@Axis Austin,
Axis Austin wrote:I must admit that I don't understand the notion of space-time ...
Nor does anyone. That is why physicists begin to wax philosophical when the subject comes up. It's something that really bothers the great physicists (Newton, Einstein, Hawking).
Newton took great pains to let everyone know that he had
described gravity but not
explained it. He was criticized in his day for creating this silly idea that
force allows one body to affect another across a vacuum. Some invoked ether theories to try rescuing the idea of force. Over time, the debate slipped into the background because science seemed such an amazing success.
Then Einstein came along and dug it all up again. His idea is just as "ethereral" because he makes space a "thing", not a "void". Space can bend in Einstein's universe, and time becomes a dimension. Einstein was never satisfied with relativity, and hated how it was hijacked for quantum physics. He worked until his death looking for an alternative. What had happened was that Einstein converted from a positivist philosophy of science (he greatly admired Mach) to a more realist philosophy. That meant he argued with Bohr, who was an instrumentalist. Bohr's position (called the "Copenhagen interpretation") is that all the philosophical musing was pointless. Relativity and quantum physics was right because the math matched the phenomenon. It didn't matter if the math revealed something "real". All that mattered was that it was "instrumental" to a proper prediction of the phenomena.

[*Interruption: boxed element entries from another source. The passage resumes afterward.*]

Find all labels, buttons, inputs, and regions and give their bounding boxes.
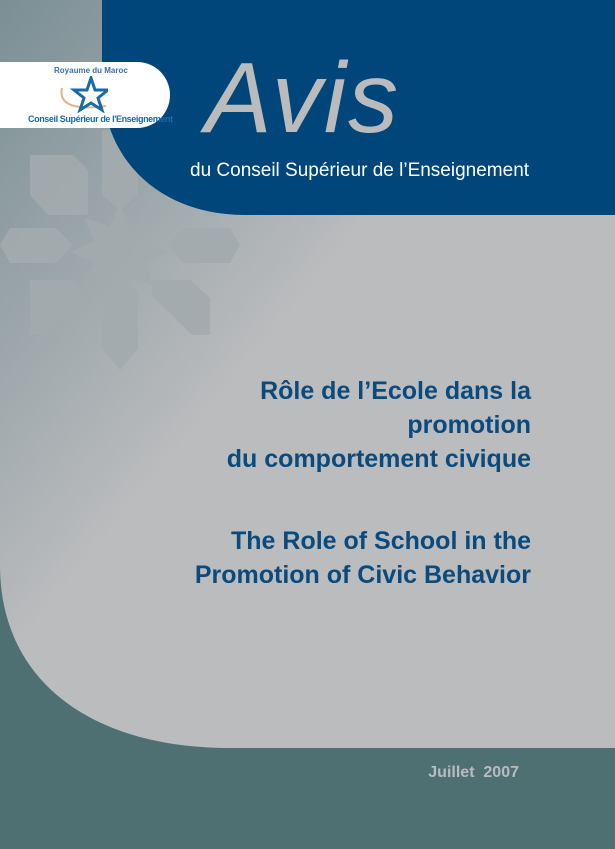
title-en-line: Promotion of Civic Behavior: [194, 561, 531, 589]
title-fr-line: promotion: [407, 411, 531, 439]
logo-top-text: Royaume du Maroc: [54, 66, 128, 75]
header-title: Avis: [205, 42, 401, 154]
publication-date: Juillet 2007: [428, 764, 519, 781]
title-en-line: The Role of School in the: [231, 527, 531, 555]
csE-logo: [0, 62, 173, 128]
title-fr-line: du comportement civique: [226, 445, 531, 473]
title-fr-line: Rôle de l’Ecole dans la: [260, 377, 531, 405]
header-subtitle: du Conseil Supérieur de l’Enseignement: [190, 160, 530, 181]
star-emblem-icon: [58, 76, 108, 114]
logo-bottom-text: Conseil Supérieur de l'Enseignement: [28, 114, 173, 124]
title-english: [195, 524, 531, 592]
title-french: [227, 374, 531, 476]
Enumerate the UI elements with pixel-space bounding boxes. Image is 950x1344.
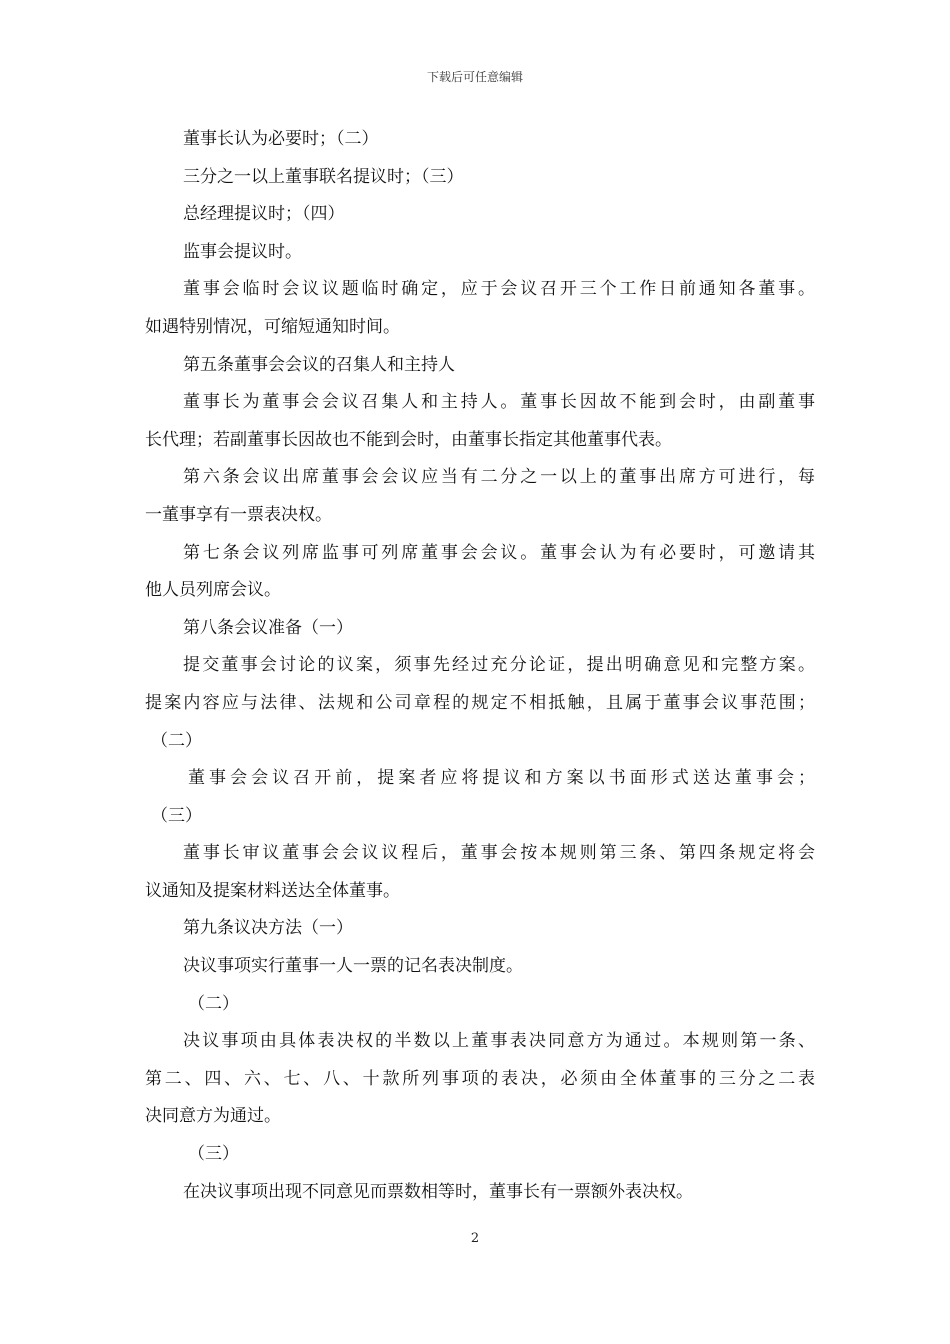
item-marker: （三） (188, 1144, 239, 1165)
paragraph-line: 决议事项由具体表决权的半数以上董事表决同意方为通过。本规则第一条、 (183, 1031, 815, 1052)
paragraph-line: 议通知及提案材料送达全体董事。 (145, 880, 400, 901)
paragraph-line: 第六条会议出席董事会会议应当有二分之一以上的董事出席方可进行，每 (183, 467, 815, 488)
paragraph-line: 他人员列席会议。 (145, 580, 281, 601)
page-header: 下载后可任意编辑 (426, 70, 523, 84)
paragraph-line: 在决议事项出现不同意见而票数相等时，董事长有一票额外表决权。 (183, 1181, 693, 1202)
paragraph-line: 决同意方为通过。 (145, 1106, 281, 1127)
article-heading: 第五条董事会会议的召集人和主持人 (183, 354, 455, 375)
paragraph-line: 总经理提议时；（四） (183, 204, 345, 225)
article-heading: 第九条议决方法（一） (183, 918, 353, 939)
paragraph-line: 提交董事会讨论的议案，须事先经过充分论证，提出明确意见和完整方案。 (183, 655, 815, 676)
paragraph-line: 监事会提议时。 (183, 241, 302, 262)
paragraph-line: 如遇特别情况，可缩短通知时间。 (145, 316, 400, 337)
paragraph-line: 董事会临时会议议题临时确定，应于会议召开三个工作日前通知各董事。 (183, 279, 815, 300)
item-marker: （二） (188, 993, 239, 1014)
item-marker: （三） (151, 805, 202, 826)
paragraph-line: 董事长为董事会会议召集人和主持人。董事长因故不能到会时，由副董事 (183, 392, 815, 413)
item-marker: （二） (151, 730, 202, 751)
article-heading: 第八条会议准备（一） (183, 617, 353, 638)
paragraph-line: 董事会会议召开前，提案者应将提议和方案以书面形式送达董事会； (188, 768, 815, 789)
paragraph-line: 三分之一以上董事联名提议时；（三） (183, 166, 464, 187)
paragraph-line: 提案内容应与法律、法规和公司章程的规定不相抵触，且属于董事会议事范围； (145, 692, 815, 713)
paragraph-line: 第七条会议列席监事可列席董事会会议。董事会认为有必要时，可邀请其 (183, 542, 815, 563)
page-number: 2 (470, 1231, 480, 1246)
paragraph-line: 董事长认为必要时；（二） (183, 129, 379, 149)
paragraph-line: 第二、四、六、七、八、十款所列事项的表决，必须由全体董事的三分之二表 (145, 1068, 815, 1089)
paragraph-line: 一董事享有一票表决权。 (145, 504, 332, 525)
paragraph-line: 决议事项实行董事一人一票的记名表决制度。 (183, 956, 523, 977)
document-body (145, 121, 815, 1211)
paragraph-line: 董事长审议董事会会议议程后，董事会按本规则第三条、第四条规定将会 (183, 843, 815, 864)
paragraph-line: 长代理；若副董事长因故也不能到会时，由董事长指定其他董事代表。 (145, 429, 672, 450)
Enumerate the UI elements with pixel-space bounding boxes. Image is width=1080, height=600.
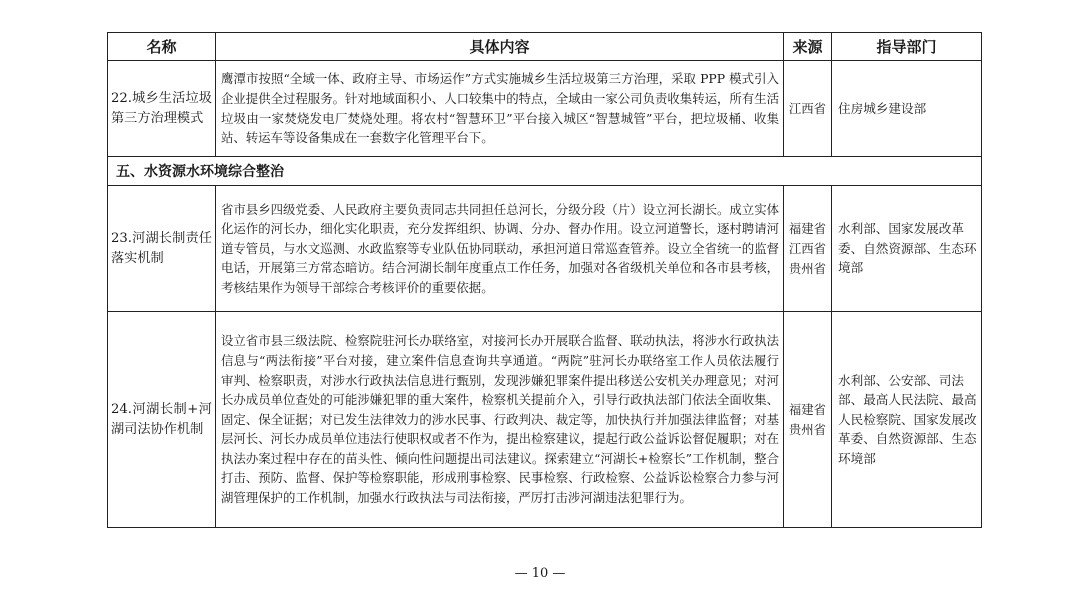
header-row xyxy=(108,33,982,61)
item-name: 22.城乡生活垃圾第三方治理模式 xyxy=(108,61,216,157)
item-source: 江西省 xyxy=(784,61,832,157)
policy-table xyxy=(107,32,982,528)
header-content: 具体内容 xyxy=(216,33,784,61)
header-source: 来源 xyxy=(784,33,832,61)
table-row xyxy=(108,312,982,528)
item-name: 24.河湖长制+河湖司法协作机制 xyxy=(108,312,216,528)
section-row xyxy=(108,157,982,186)
item-content: 省市县乡四级党委、人民政府主要负责同志共同担任总河长，分级分段（片）设立河长湖长。成立实体化运作的河长办，细化实化职责，充分发挥组织、协调、分办、督办作用。设立河道警长，逐村聘请河道专管员，与水文巡测、水政监察等专业队伍协同联动，承担河道日常巡查管养。设立全省统一的监督电话，开展第三方常态暗访。结合河湖长制年度重点工作任务，加强对各省级机关单位和各市县考核，考核结果作为领导干部综合考核评价的重要依据。 xyxy=(216,186,784,312)
table-row xyxy=(108,61,982,157)
item-dept: 水利部、公安部、司法部、最高人民法院、最高人民检察院、国家发展改革委、自然资源部、生态环境部 xyxy=(832,312,982,528)
item-content: 设立省市县三级法院、检察院驻河长办联络室，对接河长办开展联合监督、联动执法，将涉水行政执法信息与“两法衔接”平台对接，建立案件信息查询共享通道。“两院”驻河长办联络室工作人员依法履行审判、检察职责，对涉水行政执法信息进行甄别，发现涉嫌犯罪案件提出移送公安机关办理意见；对河长办成员单位查处的可能涉嫌犯罪的重大案件，检察机关提前介入，引导行政执法部门依法全面收集、固定、保全证据；对已发生法律效力的涉水民事、行政判决、裁定等，加快执行并加强法律监督；对基层河长、河长办成员单位违法行使职权或者不作为，提出检察建议，提起行政公益诉讼督促履职；对在执法办案过程中存在的苗头性、倾向性问题提出司法建议。探索建立“河湖长+检察长”工作机制，整合打击、预防、监督、保护等检察职能，形成刑事检察、民事检察、行政检察、公益诉讼检察合力参与河湖管理保护的工作机制，加强水行政执法与司法衔接，严厉打击涉河湖违法犯罪行为。 xyxy=(216,312,784,528)
page-number: — 10 — xyxy=(514,566,566,581)
item-dept: 水利部、国家发展改革委、自然资源部、生态环境部 xyxy=(832,186,982,312)
section-title: 五、水资源水环境综合整治 xyxy=(108,157,982,186)
item-dept: 住房城乡建设部 xyxy=(832,61,982,157)
table-row xyxy=(108,186,982,312)
item-source: 福建省江西省贵州省 xyxy=(784,186,832,312)
item-name: 23.河湖长制责任落实机制 xyxy=(108,186,216,312)
header-dept: 指导部门 xyxy=(832,33,982,61)
header-name: 名称 xyxy=(108,33,216,61)
item-content: 鹰潭市按照“全域一体、政府主导、市场运作”方式实施城乡生活垃圾第三方治理，采取 PPP 模式引入企业提供全过程服务。针对地域面积小、人口较集中的特点，全域由一家公司负责收集转运，所有生活垃圾由一家焚烧发电厂焚烧处理。将农村“智慧环卫”平台接入城区“智慧城管”平台，把垃圾桶、收集站、转运车等设备集成在一套数字化管理平台下。 xyxy=(216,61,784,157)
item-source: 福建省贵州省 xyxy=(784,312,832,528)
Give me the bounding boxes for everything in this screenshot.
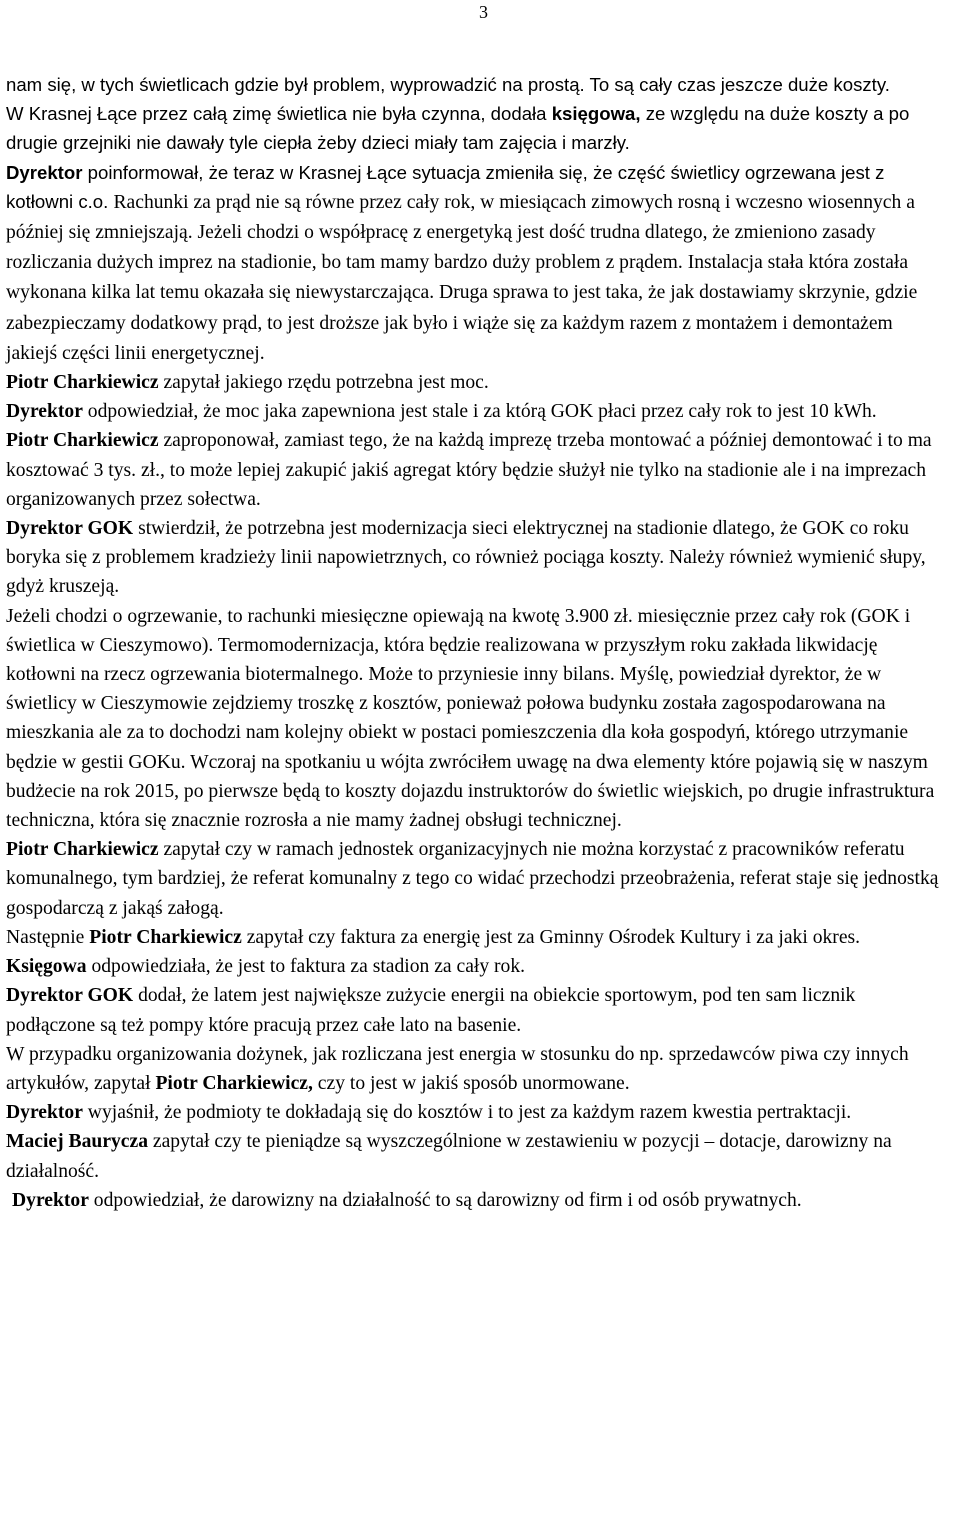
paragraph-text: Następnie bbox=[6, 926, 90, 948]
speaker-name: Maciej Baurycza bbox=[6, 1131, 148, 1153]
paragraph bbox=[6, 923, 948, 952]
paragraph bbox=[6, 1098, 948, 1127]
paragraph bbox=[6, 368, 948, 397]
paragraph bbox=[6, 1186, 948, 1215]
paragraph-text: zaproponował, zamiast tego, że na każdą imprezę trzeba montować a później demontować i to ma kosztować 3 tys. zł., to może lepiej zakupić jakiś agregat który będzie służył nie tylko na stadionie ale i na imprezach organizowanych przez sołectwa. bbox=[6, 430, 932, 510]
paragraph-text: poinformował, że teraz w Krasnej Łące sytuacja zmieniła się, że część świetlicy ogrzewana jest z kotłowni c.o. bbox=[6, 161, 885, 212]
speaker-name: Piotr Charkiewicz bbox=[6, 430, 159, 452]
speaker-name: Dyrektor bbox=[6, 1102, 83, 1124]
paragraph bbox=[6, 397, 948, 426]
speaker-name: Piotr Charkiewicz bbox=[6, 839, 159, 861]
speaker-name: Dyrektor GOK bbox=[6, 985, 134, 1007]
paragraph-text: odpowiedział, że darowizny na działalność to są darowizny od firm i od osób prywatnych. bbox=[88, 1189, 802, 1211]
paragraph-text: Jeżeli chodzi o ogrzewanie, to rachunki miesięczne opiewają na kwotę 3.900 zł. miesięcznie przez cały rok (GOK i świetlica w Cieszymowo). Termomodernizacja, która będzie realizowana w przyszłym roku zakłada likwidację kotłowni na rzecz ogrzewania biotermalnego. Może to przyniesie inny bilans. Myślę, powiedział dyrektor, że w świetlicy w Cieszymowie zejdziemy troszkę z kosztów, ponieważ połowa budynku została zagospodarowana na mieszkania ale za to dochodzi nam kolejny obiekt w postaci pomieszczenia dla koła gospodyń, którego utrzymanie będzie w gestii GOKu. Wczoraj na spotkaniu u wójta zwróciłem uwagę na dwa elementy które pojawią się w naszym budżecie na rok 2015, po pierwsze będą to koszty dojazdu instruktorów do świetlic wiejskich, po drugie infrastruktura techniczna, która się znacznie rozrosła a nie mamy żadnej obsługi technicznej. bbox=[6, 605, 935, 832]
paragraph-text: odpowiedziała, że jest to faktura za stadion za cały rok. bbox=[86, 956, 526, 978]
paragraph-text: zapytał jakiego rzędu potrzebna jest moc. bbox=[158, 372, 489, 394]
paragraph bbox=[6, 158, 948, 368]
paragraph bbox=[6, 602, 948, 836]
paragraph bbox=[6, 70, 948, 99]
paragraph bbox=[6, 981, 948, 1039]
paragraph bbox=[6, 835, 948, 923]
paragraph-text: W przypadku organizowania dożynek, jak rozliczana jest energia w stosunku do np. sprzedawców piwa czy innych artykułów, zapytał bbox=[6, 1043, 909, 1094]
speaker-name: Piotr Charkiewicz, bbox=[155, 1072, 313, 1094]
paragraph-text: zapytał czy te pieniądze są wyszczególnione w zestawieniu w pozycji – dotacje, darowizny na działalność. bbox=[6, 1131, 892, 1182]
paragraph bbox=[6, 426, 948, 514]
page-number: 3 bbox=[479, 2, 488, 22]
paragraph-text: Rachunki za prąd nie są równe przez cały rok, w miesiącach zimowych rosną i wczesno wiosennych a później się zmniejszają. Jeżeli chodzi o współpracę z energetyką jest dość trudna dlatego, że zmieniono zasady rozliczania dużych imprez na stadionie, bo tam mamy bardzo duży problem z prądem. Instalacja stała która została wykonana kilka lat temu okazała się niewystarczająca. Druga sprawa to jest taka, że jak dostawiamy skrzynie, gdzie zabezpieczamy dodatkowy prąd, to jest droższe jak było i wiąże się za każdym razem z montażem i demontażem jakiejś części linii energetycznej. bbox=[6, 191, 918, 364]
paragraph-text: wyjaśnił, że podmioty te dokładają się do kosztów i to jest za każdym razem kwestia pertraktacji. bbox=[82, 1102, 852, 1124]
speaker-name: Księgowa bbox=[6, 956, 87, 978]
paragraph bbox=[6, 952, 948, 981]
speaker-name: Dyrektor bbox=[6, 161, 83, 183]
paragraph bbox=[6, 1127, 948, 1185]
paragraph-text: dodał, że latem jest największe zużycie energii na obiekcie sportowym, pod ten sam licznik podłączone są też pompy które pracują przez całe lato na basenie. bbox=[6, 985, 856, 1036]
paragraph bbox=[6, 514, 948, 602]
paragraph-text: ze względu na duże koszty a po drugie grzejniki nie dawały tyle ciepła żeby dzieci miały tam zajęcia i marzły. bbox=[6, 103, 910, 154]
speaker-name: Dyrektor bbox=[12, 1189, 89, 1211]
speaker-name: Dyrektor GOK bbox=[6, 518, 134, 540]
speaker-name: Dyrektor bbox=[6, 401, 83, 423]
paragraph bbox=[6, 1040, 948, 1098]
paragraph bbox=[6, 99, 948, 157]
document-body bbox=[6, 70, 948, 1215]
paragraph-text: nam się, w tych świetlicach gdzie był problem, wyprowadzić na prostą. To są cały czas jeszcze duże koszty. bbox=[6, 74, 890, 95]
paragraph-text: zapytał czy w ramach jednostek organizacyjnych nie można korzystać z pracowników referatu komunalnego, tym bardziej, że referat komunalny z tego co widać przechodzi przeobrażenia, referat staje się jednostką gospodarczą z jakąś załogą. bbox=[6, 839, 939, 919]
paragraph-text: zapytał czy faktura za energię jest za Gminny Ośrodek Kultury i za jaki okres. bbox=[241, 926, 861, 948]
paragraph-text: W Krasnej Łące przez całą zimę świetlica nie była czynna, dodała bbox=[6, 103, 552, 125]
speaker-name: Piotr Charkiewicz bbox=[89, 926, 242, 948]
speaker-name: księgowa, bbox=[551, 103, 641, 125]
paragraph-text: odpowiedział, że moc jaka zapewniona jest stale i za którą GOK płaci przez cały rok to jest 10 kWh. bbox=[82, 401, 877, 423]
speaker-name: Piotr Charkiewicz bbox=[6, 372, 159, 394]
paragraph-text: stwierdził, że potrzebna jest modernizacja sieci elektrycznej na stadionie dlatego, że GOK co roku boryka się z problemem kradzieży linii napowietrznych, co również pociąga koszty. Należy również wymienić słupy, gdyż kruszeją. bbox=[6, 518, 926, 598]
paragraph-text: czy to jest w jakiś sposób unormowane. bbox=[312, 1072, 630, 1094]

Then Hawking asked if time were more than just a dimension. Is it possible that at the "beginning" of time, space made a transition from 4 physical dimensions to 3 physical and 1 time? The guys I mentioned earlier are basically saying, yes, that is a possibiity.
IMO, it still makes time too metaphysical - a thing apart from the physical. As long as people look at it that way, they'll never resolve time with physics.
At the same time, I don't expect to perfect my idea either. All I hope to do is improve it. So, you ask how all this relates to God and change.
It relates through the single biggest flaw in my idea. Another problem that parallels questions of time is the idea of "something from nothing". How did God give the universe a beginning? It wasn't, and then it was. If there was nothing, where did the something come from? I have a friend who is much stronger in Hebrew than I, and he interprets the first verses of Genesis to mean the universe was literally created from "nothing" - an absolute nothing. Space was not here. Time was not here. Even nothing was not here. Maybe he's right.
But my idea is different from that. My idea is that the universe came from God, not from nothing. I'm not speaking of pantheism or panentheism. I maintain that the universe, at this "time" is wholly separate from God. It's similar to a woman giving birth. The "material" of which the baby is made comes from the mother, but after the birth, the baby is no longer part of the mother. So, I'm saying God gave birth to the universe rather than creating from nothing. And, in so doing, his infinity became our eternity.
Yet, what happens when one subtracts x from infinity? Nothing. Infinity is still infinity - unchanged.
I'd be curious to hear where you think God changed in the Bible. We don't have to discuss that if you don't want to, but I can think of an obvious example people usually cite from the OT. Then, of course, there is Jesus, who obviously experienced time because he was physical.
(Sorry for the long expose'. But, it seemed a little history was in order to set the stage.)